In April, FCS senior Sophia David was featured in Science News for Students for her research in partnership with the University of Pennsylvania on how humans trace patterns of stars in the night sky.
The project Sophia worked on was about understanding why people from different cultures and time periods perceived star constellations in similar ways. She began working on this project during the summer after her junior year. She decided to take a chance and reach out directly to Danielle S. Bassett, Professor of Physics, Astronomy, and Bioengineering at the University of Pennsylvania, after reading some of the professor’s research. Sophia was thrilled when Danielle Bassett allowed her to work in the lab.
After going through the approval process, Sophia began her project in the Complex Systems Lab at Penn. As described on its website, the lab studies “biological, physical, and social systems by using and developing tools from network science and complex systems theory.” At the Complex Systems Lab, Sophia had the opportunity to work with a diverse group of postdoctoral fellows, doctoral students, and undergraduate students. “Everyone at the lab has different areas of expertise, and Dr. Bassett knows who to put you in touch with if you need help with a certain thing. Everyone was so willing to teach me,” she said.
As described in the Science News article, Sophia and team’s research led to the demonstration of three factors that “can explain why certain groups of stars form such recognizable patterns. One is how bright the stars are. Another is how far apart they are. And a third has to do with how human eyes move.”
“The researchers thought about how the eyes travel across this night sky. Human eyes tend to move in discrete jumps, called saccades (Seh-KAADS). That’s when both eyes quickly shift from one point of interest to another. The team created a computer simulation based on the distribution of saccade lengths. They also included two basic details of the night sky as seen from Earth. The first was how far apart different stars appear from one another in the sky. The second was how bright various stars are.” (Excerpted from the Science News article)
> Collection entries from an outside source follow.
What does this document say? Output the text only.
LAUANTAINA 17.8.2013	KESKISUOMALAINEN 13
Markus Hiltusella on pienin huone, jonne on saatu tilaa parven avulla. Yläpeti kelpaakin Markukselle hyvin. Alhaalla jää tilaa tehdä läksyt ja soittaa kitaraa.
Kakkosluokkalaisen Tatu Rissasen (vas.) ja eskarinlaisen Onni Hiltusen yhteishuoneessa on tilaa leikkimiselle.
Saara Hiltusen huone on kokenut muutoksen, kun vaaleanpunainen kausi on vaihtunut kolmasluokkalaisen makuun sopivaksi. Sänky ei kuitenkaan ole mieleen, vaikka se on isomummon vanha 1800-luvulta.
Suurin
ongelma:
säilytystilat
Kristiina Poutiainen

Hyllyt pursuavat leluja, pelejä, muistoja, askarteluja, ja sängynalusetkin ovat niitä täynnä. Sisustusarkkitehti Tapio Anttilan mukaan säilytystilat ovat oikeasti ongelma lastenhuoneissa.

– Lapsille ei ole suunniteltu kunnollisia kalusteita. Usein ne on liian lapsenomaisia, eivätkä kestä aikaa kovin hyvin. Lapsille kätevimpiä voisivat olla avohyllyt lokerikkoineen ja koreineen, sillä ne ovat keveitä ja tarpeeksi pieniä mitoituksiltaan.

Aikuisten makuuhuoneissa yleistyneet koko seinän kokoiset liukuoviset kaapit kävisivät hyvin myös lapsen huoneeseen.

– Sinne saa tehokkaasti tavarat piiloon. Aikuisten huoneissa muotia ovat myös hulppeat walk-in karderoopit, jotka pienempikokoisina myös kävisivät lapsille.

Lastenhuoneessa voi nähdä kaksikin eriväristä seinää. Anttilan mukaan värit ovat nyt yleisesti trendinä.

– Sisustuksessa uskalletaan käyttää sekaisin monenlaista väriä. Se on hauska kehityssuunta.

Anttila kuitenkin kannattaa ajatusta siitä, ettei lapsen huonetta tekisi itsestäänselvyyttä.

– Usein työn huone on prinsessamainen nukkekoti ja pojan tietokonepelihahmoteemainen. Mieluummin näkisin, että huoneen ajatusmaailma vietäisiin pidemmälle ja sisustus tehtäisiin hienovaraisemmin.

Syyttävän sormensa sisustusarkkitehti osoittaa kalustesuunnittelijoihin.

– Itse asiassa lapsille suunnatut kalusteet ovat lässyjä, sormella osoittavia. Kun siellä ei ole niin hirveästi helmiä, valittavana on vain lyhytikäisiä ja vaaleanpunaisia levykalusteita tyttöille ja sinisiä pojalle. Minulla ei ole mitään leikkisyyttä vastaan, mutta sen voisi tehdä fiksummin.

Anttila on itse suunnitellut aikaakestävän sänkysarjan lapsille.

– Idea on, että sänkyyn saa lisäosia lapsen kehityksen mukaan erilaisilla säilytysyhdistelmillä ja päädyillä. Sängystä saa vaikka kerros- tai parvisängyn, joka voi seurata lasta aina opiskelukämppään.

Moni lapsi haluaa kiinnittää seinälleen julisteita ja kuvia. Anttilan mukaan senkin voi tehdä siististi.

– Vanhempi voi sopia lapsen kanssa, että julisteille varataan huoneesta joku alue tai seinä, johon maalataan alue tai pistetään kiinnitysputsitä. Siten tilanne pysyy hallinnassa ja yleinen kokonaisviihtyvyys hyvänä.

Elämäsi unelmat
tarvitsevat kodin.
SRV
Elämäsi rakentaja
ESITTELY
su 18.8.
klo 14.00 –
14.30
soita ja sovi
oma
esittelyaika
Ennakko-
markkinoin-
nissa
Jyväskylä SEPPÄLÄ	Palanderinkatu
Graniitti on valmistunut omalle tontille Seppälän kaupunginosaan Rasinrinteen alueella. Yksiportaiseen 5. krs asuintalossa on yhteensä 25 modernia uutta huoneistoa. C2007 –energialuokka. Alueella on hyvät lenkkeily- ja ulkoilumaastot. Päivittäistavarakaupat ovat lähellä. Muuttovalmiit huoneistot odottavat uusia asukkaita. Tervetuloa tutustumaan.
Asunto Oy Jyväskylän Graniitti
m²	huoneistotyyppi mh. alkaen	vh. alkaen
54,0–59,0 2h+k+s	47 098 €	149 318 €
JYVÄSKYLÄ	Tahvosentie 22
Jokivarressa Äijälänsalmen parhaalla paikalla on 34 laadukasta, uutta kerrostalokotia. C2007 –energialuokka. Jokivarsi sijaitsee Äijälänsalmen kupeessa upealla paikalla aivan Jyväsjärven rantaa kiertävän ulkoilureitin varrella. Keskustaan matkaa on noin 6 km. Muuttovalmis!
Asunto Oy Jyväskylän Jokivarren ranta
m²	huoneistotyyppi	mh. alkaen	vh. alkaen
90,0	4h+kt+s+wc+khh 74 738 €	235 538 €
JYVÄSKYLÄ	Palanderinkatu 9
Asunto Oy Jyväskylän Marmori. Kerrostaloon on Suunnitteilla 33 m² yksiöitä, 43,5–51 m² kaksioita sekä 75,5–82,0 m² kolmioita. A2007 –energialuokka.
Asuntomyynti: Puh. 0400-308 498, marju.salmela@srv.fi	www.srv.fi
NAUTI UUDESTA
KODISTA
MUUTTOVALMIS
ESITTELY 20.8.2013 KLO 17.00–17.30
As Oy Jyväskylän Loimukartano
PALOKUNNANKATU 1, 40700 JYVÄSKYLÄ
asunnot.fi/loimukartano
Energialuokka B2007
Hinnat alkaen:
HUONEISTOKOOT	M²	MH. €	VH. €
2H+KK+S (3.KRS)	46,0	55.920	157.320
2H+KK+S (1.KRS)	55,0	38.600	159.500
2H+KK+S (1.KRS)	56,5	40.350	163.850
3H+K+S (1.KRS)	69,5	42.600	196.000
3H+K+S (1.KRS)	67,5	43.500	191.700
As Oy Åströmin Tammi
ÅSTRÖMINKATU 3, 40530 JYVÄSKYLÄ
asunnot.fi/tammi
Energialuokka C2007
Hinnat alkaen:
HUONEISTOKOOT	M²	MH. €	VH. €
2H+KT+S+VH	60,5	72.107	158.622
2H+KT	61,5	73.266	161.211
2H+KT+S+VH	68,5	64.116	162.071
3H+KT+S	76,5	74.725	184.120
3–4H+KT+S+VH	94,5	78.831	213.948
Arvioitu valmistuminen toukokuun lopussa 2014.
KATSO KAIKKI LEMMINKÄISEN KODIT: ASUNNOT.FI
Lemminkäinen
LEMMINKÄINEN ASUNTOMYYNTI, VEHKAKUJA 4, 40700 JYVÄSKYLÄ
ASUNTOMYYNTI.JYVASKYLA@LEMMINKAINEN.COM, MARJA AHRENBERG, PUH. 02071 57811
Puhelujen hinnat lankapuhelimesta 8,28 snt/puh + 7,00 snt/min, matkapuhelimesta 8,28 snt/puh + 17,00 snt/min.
Sophia had the opportunity to present the team’s findings, Free Energy Model of the Human Perception of a Starry Sky, on March 18 at an online meeting of the American Physical Society.
During her time at Friends’ Central, Sophia expressed that she has really enjoyed being part of the Science Core Team. “I love Mr. Gruber,” she said, “and Friends’ Central has a very supportive environment.” Sophia will be heading to Yale in the fall, and she’s not yet sure what she will major in. “I really like what I’m doing now, and I like computational biology and network science,” she said, “but I also really like writing and debate, so I don’t know!”